Pupils claim Christmas song royalties
Every December we heard voices of a school dinner lady, two postal workers, a dance musician and a bathroom designer in countless shopping centres and radio stations, as the child singers on one of the most famous Christmas pop records of all time.
The Daily Telegraph tracked them down after reporting this month that the 12 members of Stockland Green School junior choir, Birmingham, who sang on the 1973 Wizzard hit ‘I Wish It Could Be Christmas Everyday’ were in line for royalty payments.
The five, now in their early 40s, who sang the chorus line “When the snowman brings the snow” 32 years ago, could each receive several hundred pounds following a copyright act that came into force in 1996.
Lorraine Adey, Christine Heath (nee Smith), Roy Lynch, Denise Pitkin (nee Bree) and Nick Romillie are reminded of their brush with fame when the song is played every December.
The children sang on the record because their maths teacher was the brother-in-law of Wizzard’s keyboard player, Bill Hunt. They went to London at half term to record the song, which was beaten to the Christmas number one by Slade’s Merry Xmas Everybody.

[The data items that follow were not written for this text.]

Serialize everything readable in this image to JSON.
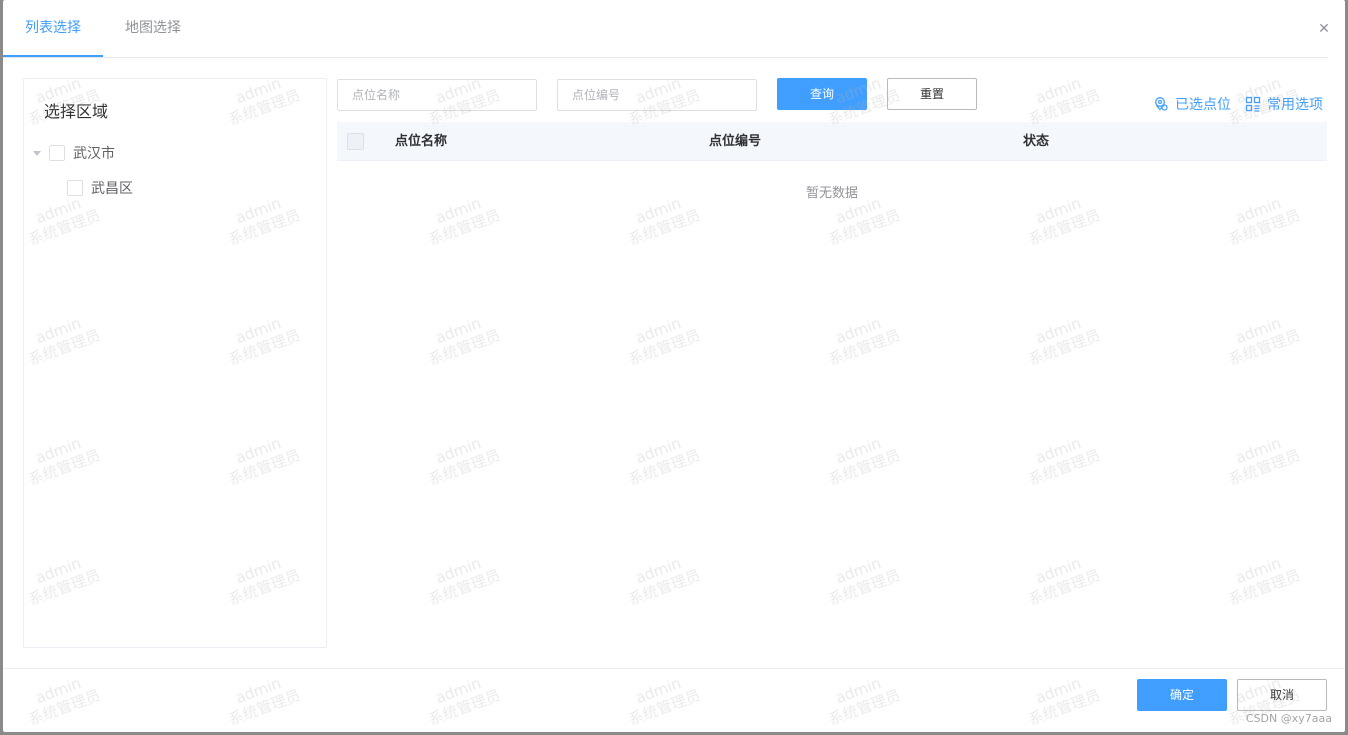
{
  "tabs": [
    {
      "label": "列表选择",
      "active": true
    },
    {
      "label": "地图选择",
      "active": false
    }
  ],
  "close_icon": "close-icon",
  "region": {
    "title": "选择区域",
    "tree": [
      {
        "label": "武汉市",
        "level": 0,
        "expanded": true
      },
      {
        "label": "武昌区",
        "level": 1
      }
    ]
  },
  "search": {
    "name_placeholder": "点位名称",
    "code_placeholder": "点位编号",
    "query_label": "查询",
    "reset_label": "重置"
  },
  "actions": {
    "selected_points_label": "已选点位",
    "common_options_label": "常用选项"
  },
  "table": {
    "columns": [
      "点位名称",
      "点位编号",
      "状态"
    ],
    "rows": [],
    "empty_text": "暂无数据"
  },
  "footer": {
    "confirm_label": "确定",
    "cancel_label": "取消"
  },
  "watermark": {
    "line1": "admin",
    "line2": "系统管理员"
  },
  "credit": "CSDN @xy7aaa",
  "colors": {
    "accent": "#409eff",
    "header_bg": "#f4f7fc",
    "border": "#ebeef5"
  }
}
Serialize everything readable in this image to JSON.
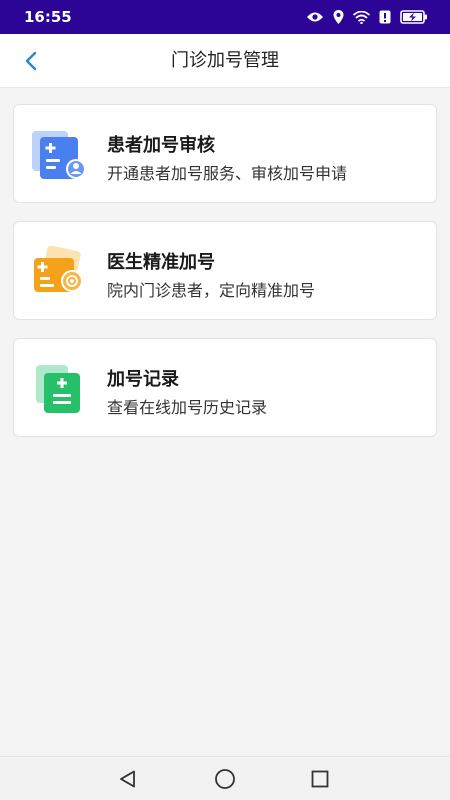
{
  "status_bar": {
    "time": "16:55"
  },
  "header": {
    "title": "门诊加号管理"
  },
  "cards": [
    {
      "title": "患者加号审核",
      "description": "开通患者加号服务、审核加号申请",
      "icon": "patient-review-icon",
      "color": "#4a7ff0"
    },
    {
      "title": "医生精准加号",
      "description": "院内门诊患者，定向精准加号",
      "icon": "doctor-add-icon",
      "color": "#f5a21b"
    },
    {
      "title": "加号记录",
      "description": "查看在线加号历史记录",
      "icon": "record-list-icon",
      "color": "#27c06a"
    }
  ],
  "colors": {
    "status_bar": "#2c0596",
    "back_arrow": "#2a86d6"
  }
}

“They asked all the first and second years to audition. I sang When A Night Won His Spurs and made a real pig’s ear of it so I was astonished when picked. It was exciting going down to London and into the recording studio with Roy Wood.” Mrs Adey, a former singer-songwriter and now a bathroom designer, said.
Mr Romillie also went into the music business, playing in dance bands and as a producer, singer and songwriter. His latest alter-ego, Colonel Red, a dance, jazz and soul act, released an album this year and is touring Holland, Slovakia, Switzerland and Portugal next month.
“People would probably find it amusing if they found out I was in that choir. Sometimes when I hear it and I am with someone I trust I tell them I was in it.” Mr Romillie said.
Mrs Pitkin, now a postal worker, remembers tugging on Wood’s beard to see if it was real. “I was one of the tallest so I was stood on the edge, and I was a cheeky so and so. I asked Roy Wood if his beard was real and I pulled on it.”
Mrs Smith, now a school dinner lady, said: “Every time the song’s played my mum still says she can hear me. I was the one with the big mouth, I think I was too close to the microphone.”
Mr Lynch, a postman in London, said: “I was disappointed that they didn’t use us on Top of the Pops. They got kids from another school miming to our parts.”